La terminal  de Barajas saltó por los aires y arrasó parte de una obra de estado, la simbólica T4, el legado faraónico de Aznar. Pero se rompieron más cosas en ese atentado y se ha perdido una ocasión de aproximar algo sobre diálogo. La simbología etarra suele ser motivo de escarnio provinciano: sus dantzaris rindiendo honores a cualquier cosa, sus encapuchados y sus comunicados. Pero hay una historia larga, muy larga. Desde el concejal amenazado que vuelve y recibe la visita de los servicios funerarios locales, convocados por llamada anónima, a la pistola descargada depositada entre las ropas del cochecito de una activista retirada como aviso de su imprescindible discreción o aquellos muchachos de buena familia que se hacían pasar por auditores del banco de Santander y que vivían en la zona rica de Madrid. Uno de ellos, con mono verde, apareció de entre los escombros del gigantesco atentado a Carrero Blanco gritando: ” El gas! El gas! Ha sido el gas!” creando una confusión informativa de varias horas.
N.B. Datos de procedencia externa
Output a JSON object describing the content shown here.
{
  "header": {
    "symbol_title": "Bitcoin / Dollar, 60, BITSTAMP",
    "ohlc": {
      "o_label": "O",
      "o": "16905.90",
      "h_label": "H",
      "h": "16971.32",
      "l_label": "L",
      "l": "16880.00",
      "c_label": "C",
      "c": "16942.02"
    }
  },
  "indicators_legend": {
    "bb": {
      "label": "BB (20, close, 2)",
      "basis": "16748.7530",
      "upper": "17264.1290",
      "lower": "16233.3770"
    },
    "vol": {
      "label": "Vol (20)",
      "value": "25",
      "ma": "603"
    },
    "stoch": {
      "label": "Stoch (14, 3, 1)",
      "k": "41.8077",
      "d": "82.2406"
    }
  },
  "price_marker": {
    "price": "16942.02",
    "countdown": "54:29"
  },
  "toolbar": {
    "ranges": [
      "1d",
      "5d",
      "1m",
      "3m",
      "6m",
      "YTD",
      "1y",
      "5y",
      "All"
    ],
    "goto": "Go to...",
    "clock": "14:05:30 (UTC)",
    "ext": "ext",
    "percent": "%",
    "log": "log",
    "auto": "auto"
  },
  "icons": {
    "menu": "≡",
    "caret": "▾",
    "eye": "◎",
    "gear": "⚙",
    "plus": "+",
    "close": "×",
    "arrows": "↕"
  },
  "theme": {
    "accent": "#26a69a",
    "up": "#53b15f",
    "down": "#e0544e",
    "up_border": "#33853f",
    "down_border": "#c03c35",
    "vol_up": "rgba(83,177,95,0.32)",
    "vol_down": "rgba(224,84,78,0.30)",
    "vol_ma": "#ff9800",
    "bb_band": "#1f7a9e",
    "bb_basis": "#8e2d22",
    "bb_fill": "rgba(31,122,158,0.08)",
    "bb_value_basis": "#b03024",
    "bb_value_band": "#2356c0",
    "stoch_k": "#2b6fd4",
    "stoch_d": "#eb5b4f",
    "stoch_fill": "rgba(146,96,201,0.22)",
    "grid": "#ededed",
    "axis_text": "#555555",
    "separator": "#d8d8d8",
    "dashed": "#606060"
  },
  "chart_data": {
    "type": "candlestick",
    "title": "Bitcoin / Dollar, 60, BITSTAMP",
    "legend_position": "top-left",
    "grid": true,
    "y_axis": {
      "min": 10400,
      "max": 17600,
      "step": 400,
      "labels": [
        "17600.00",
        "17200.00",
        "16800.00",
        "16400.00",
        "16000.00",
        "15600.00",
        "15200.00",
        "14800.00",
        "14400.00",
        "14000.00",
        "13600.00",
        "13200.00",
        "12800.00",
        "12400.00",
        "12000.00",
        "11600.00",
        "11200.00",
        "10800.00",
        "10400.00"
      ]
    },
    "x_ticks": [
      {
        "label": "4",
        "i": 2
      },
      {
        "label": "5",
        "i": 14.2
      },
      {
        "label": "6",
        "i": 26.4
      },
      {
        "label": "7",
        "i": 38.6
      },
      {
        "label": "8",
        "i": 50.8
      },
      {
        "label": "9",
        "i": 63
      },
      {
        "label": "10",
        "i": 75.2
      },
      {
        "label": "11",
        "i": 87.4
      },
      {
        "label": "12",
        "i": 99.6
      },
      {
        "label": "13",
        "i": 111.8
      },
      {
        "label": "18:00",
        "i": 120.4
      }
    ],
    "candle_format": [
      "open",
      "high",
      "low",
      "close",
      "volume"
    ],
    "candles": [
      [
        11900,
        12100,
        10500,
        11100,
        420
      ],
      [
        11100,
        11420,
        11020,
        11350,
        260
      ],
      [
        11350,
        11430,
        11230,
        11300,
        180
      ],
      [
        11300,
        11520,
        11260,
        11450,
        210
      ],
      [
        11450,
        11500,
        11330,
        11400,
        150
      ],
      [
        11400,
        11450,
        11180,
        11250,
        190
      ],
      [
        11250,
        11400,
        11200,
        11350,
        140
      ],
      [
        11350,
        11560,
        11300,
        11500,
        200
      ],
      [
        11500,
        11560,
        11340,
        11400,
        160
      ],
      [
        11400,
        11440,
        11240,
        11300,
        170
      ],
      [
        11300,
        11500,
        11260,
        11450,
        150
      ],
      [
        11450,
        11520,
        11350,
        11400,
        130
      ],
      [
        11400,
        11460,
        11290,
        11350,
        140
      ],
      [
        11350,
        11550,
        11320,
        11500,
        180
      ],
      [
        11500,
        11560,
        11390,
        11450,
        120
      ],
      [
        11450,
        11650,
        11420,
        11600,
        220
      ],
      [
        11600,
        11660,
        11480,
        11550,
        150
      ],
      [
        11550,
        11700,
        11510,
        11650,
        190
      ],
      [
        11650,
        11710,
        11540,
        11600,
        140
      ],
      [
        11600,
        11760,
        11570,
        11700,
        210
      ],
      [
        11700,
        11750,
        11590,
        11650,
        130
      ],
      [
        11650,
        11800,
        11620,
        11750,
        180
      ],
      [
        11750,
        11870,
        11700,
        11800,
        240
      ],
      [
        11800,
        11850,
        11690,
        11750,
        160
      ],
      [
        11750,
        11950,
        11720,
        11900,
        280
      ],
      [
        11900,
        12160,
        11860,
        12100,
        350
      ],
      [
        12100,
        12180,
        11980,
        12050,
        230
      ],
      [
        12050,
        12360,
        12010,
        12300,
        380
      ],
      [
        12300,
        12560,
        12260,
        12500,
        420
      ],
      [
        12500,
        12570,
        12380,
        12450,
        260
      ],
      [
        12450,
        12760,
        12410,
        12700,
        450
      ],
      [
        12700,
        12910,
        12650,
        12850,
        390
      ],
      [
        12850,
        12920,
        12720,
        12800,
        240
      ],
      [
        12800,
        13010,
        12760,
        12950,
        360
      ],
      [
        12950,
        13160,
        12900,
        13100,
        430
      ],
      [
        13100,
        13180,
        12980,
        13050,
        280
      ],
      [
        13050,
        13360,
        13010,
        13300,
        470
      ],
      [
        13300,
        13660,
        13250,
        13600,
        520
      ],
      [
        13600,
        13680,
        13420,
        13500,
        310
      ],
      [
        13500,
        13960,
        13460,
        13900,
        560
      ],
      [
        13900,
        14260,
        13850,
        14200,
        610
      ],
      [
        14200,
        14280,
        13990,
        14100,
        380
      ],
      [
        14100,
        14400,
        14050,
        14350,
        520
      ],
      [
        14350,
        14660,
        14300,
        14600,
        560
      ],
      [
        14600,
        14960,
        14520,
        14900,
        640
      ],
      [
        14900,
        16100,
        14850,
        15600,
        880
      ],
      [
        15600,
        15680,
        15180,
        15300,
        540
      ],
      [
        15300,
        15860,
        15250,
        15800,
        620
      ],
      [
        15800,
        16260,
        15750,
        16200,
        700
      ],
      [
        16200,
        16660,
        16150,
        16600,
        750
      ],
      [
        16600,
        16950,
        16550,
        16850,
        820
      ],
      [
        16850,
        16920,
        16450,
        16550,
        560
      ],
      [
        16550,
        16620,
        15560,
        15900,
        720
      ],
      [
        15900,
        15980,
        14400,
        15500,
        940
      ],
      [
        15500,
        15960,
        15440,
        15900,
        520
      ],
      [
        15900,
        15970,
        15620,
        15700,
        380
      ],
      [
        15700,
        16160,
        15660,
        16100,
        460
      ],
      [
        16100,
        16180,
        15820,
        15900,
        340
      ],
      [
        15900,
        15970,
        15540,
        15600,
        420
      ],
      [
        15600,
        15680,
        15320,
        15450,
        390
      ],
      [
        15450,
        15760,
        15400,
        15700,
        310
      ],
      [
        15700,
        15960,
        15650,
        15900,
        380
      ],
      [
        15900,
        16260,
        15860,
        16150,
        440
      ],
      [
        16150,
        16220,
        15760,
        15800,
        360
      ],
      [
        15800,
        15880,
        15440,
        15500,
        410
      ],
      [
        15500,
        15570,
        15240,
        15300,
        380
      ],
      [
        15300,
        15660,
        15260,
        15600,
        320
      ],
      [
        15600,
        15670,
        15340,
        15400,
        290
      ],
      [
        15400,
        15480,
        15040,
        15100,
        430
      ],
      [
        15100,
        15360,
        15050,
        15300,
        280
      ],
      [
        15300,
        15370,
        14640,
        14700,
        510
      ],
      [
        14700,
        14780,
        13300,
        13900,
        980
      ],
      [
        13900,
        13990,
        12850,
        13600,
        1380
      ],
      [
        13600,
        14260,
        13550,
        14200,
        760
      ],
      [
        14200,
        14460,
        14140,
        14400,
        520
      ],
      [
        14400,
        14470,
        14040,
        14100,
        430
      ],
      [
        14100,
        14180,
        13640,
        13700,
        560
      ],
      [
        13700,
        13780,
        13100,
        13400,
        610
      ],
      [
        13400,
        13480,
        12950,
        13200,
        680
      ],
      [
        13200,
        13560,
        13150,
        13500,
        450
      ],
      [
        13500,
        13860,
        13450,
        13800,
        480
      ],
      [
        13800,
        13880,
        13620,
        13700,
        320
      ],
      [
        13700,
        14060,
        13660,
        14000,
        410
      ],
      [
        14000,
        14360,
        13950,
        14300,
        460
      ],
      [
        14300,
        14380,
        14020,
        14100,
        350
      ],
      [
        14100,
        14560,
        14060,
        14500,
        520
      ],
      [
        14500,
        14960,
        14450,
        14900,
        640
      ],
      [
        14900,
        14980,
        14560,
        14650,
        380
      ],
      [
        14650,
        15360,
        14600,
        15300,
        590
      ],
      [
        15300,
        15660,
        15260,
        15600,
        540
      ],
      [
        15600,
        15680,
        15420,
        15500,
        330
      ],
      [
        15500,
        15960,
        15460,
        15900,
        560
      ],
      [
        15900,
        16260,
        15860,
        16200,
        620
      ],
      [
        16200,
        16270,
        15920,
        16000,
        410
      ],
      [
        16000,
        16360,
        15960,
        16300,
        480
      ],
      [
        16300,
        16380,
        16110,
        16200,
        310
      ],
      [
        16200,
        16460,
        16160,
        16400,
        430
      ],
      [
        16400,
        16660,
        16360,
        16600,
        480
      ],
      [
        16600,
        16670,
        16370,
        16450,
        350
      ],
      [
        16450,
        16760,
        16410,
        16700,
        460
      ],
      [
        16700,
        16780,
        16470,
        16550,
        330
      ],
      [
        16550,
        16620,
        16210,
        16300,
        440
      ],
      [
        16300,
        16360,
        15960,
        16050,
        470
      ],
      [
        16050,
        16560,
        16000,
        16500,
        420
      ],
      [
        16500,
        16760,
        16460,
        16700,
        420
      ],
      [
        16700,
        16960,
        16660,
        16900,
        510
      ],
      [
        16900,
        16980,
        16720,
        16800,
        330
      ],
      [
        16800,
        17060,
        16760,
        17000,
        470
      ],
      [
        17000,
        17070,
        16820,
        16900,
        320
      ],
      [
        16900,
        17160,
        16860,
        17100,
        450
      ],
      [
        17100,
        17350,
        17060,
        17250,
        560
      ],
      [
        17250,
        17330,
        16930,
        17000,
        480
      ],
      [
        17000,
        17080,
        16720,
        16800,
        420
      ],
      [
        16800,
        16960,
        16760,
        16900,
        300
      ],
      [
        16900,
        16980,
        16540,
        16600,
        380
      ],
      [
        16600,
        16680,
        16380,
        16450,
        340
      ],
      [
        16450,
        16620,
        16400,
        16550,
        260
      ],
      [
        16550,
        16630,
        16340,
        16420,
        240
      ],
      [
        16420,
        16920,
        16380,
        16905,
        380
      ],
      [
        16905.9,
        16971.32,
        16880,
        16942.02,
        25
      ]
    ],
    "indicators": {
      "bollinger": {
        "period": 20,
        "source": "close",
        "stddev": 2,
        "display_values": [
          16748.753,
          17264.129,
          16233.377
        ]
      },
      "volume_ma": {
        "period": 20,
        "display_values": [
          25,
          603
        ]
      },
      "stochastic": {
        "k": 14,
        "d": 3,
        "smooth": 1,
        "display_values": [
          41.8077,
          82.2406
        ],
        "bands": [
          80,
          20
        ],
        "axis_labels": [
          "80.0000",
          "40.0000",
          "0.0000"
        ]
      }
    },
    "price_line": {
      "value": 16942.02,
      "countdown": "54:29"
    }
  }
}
A estas horas estaran los etarras descojonándose de las manifestaciones de uno u otro signo, están manteniendo una tensión política importante que hace que los partidos y el gobierno naveguen sin rumbo. Inconfesables intereses económicos están reforzando la vuelta atrás en el proceso de paz. Hay abertzales a los que el terror les ha salido rentable. Hay nacionalistas vascos y españoles a los que la salida final del proceso terrorista les quitaría discurso, argumentos (si se les puede llamar así) y en consecuencia el atentado de Barajas nos devuelve a la lamentable normalidad de saber que el lobo anda por el monte y así es más facil contar cuentos a los boquiabiertos de turno.

Hay para gestionar un rédito político rentable: los presos y sus familias, las amenazas a quienes tengan negocios que puedan hacer competencia “a los de la tierra”, sacar a Batasuna a dar una vuelta por el ruedo, usar las escaleras de la Audiencia Nacional, jugar con el dolor de las víctimas del terrorismo, la creencia de un nuevo proceso posible de paz, hacerse es español a costa de ETA, hacerse el euskaldun a costa de España. Un pastel con demasiadas tajadas como para que ahora se fuera a acabar todo. Triste: de uno y otro lado muchos brindan, el negocio del terror ha subido en la bolsa de las manipulaciones. Pero ha bajado el crédito de la política.